Prioritizing occupancy and its core portfolio makes financial sense for Brookdale, she said, as every five points of occupancy growth is roughly equivalent to a $100 million opportunity for adjusted EBITDA and adjusted free cash flow.


“We have always believed that the greatest creator of shareholder value at Brookdale is the operational turnaround of our business,” Baier said Tuesday, speaking at the RBC Capital Markets Global Healthcare Conference in New York City. “I want my core portfolio to perform as well as it can possibly perform.”

Similar to the rest of the senior housing industry, Brookdale has been impacted by excess housing supply for the past several years, triggered by increased construction during the industry’s last major real-estate boom.
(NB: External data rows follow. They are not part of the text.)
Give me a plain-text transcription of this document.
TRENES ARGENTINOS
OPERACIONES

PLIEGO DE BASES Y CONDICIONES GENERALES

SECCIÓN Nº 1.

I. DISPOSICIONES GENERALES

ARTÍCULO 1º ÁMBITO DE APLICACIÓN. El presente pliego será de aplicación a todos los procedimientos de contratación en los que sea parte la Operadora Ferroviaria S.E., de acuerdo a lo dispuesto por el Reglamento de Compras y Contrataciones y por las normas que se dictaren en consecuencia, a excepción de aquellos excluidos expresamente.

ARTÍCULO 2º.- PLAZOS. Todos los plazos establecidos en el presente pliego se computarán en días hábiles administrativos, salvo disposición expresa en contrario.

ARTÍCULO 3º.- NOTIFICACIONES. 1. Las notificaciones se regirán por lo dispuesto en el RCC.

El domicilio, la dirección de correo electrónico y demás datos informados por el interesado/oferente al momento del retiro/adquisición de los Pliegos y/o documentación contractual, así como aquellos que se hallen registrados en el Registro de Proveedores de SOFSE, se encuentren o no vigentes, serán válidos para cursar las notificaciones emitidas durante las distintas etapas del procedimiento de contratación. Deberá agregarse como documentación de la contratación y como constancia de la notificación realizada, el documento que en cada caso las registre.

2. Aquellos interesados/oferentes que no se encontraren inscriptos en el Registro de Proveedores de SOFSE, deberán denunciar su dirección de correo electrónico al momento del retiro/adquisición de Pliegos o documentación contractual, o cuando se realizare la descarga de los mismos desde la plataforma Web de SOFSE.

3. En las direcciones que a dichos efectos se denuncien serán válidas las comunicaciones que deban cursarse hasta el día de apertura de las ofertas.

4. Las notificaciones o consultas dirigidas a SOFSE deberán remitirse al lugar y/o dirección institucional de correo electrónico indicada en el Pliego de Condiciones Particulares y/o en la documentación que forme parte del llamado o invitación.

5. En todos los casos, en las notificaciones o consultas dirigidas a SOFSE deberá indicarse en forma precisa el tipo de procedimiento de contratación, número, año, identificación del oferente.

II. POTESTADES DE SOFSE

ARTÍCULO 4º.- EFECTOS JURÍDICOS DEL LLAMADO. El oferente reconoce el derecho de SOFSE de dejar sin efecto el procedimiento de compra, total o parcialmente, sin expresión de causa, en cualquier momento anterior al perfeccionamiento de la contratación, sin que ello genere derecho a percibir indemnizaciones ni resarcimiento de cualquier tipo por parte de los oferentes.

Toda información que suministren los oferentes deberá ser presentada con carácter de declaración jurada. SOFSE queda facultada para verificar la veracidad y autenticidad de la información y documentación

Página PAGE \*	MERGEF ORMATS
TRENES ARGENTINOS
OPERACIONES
As of March 2019, Brookdale had operations across more than 844 retirement communities in 45 states, serving about 80,000 residents overall. While substantial, the portfolio is about 25% smaller than it was five years ago.


Brookdale’s calling card is its stock of independent living, assisted living, memory care and continuing care retirement community (CCRC) offerings. The Brentwood, Tennessee-based company also delivers home health and hospice care through its health care services segment, however.

In Q1 2019, Brookdale’s health care services segment brought in about $111.5 million in total revenue, a more than 4% increase over the $110.5 million from the segmented in Q1 2018.

Gains were primarily due to Brookdale’s growing hospice business, which the company plans on building out further due to its low capital requirement and attractive margins.

“You’ve seen us increase the number of hospice agencies that we are owning, and that’s something that’s really been really good [for us],” Baier said. “And we have a resident base that needs this service.”

Meanwhile, Brookdale’s home health operations saw a slight decrease in Q1 2019 revenue compared to the same period a year ago, dropping by about 1.5% year-over-year to $84.2 million. Last year, Brookdale saw its home health revenue decrease by more than 7% compared to 2017.

“I think [home health] can grow significantly,” Baier said. “What we see is the ability to expand into significantly more markets … but there’s still much more work to do.”

If Brookdale continues to grow its home health and hospice businesses, the company may eventually look to spin off or sell its health care services segment, Stephens analyst Dana Hambly previously told Home Health Care News.

In addition to home health and hospice, Brookdale will also seek to add other services that seniors need into its fold moving forward, Baier noted.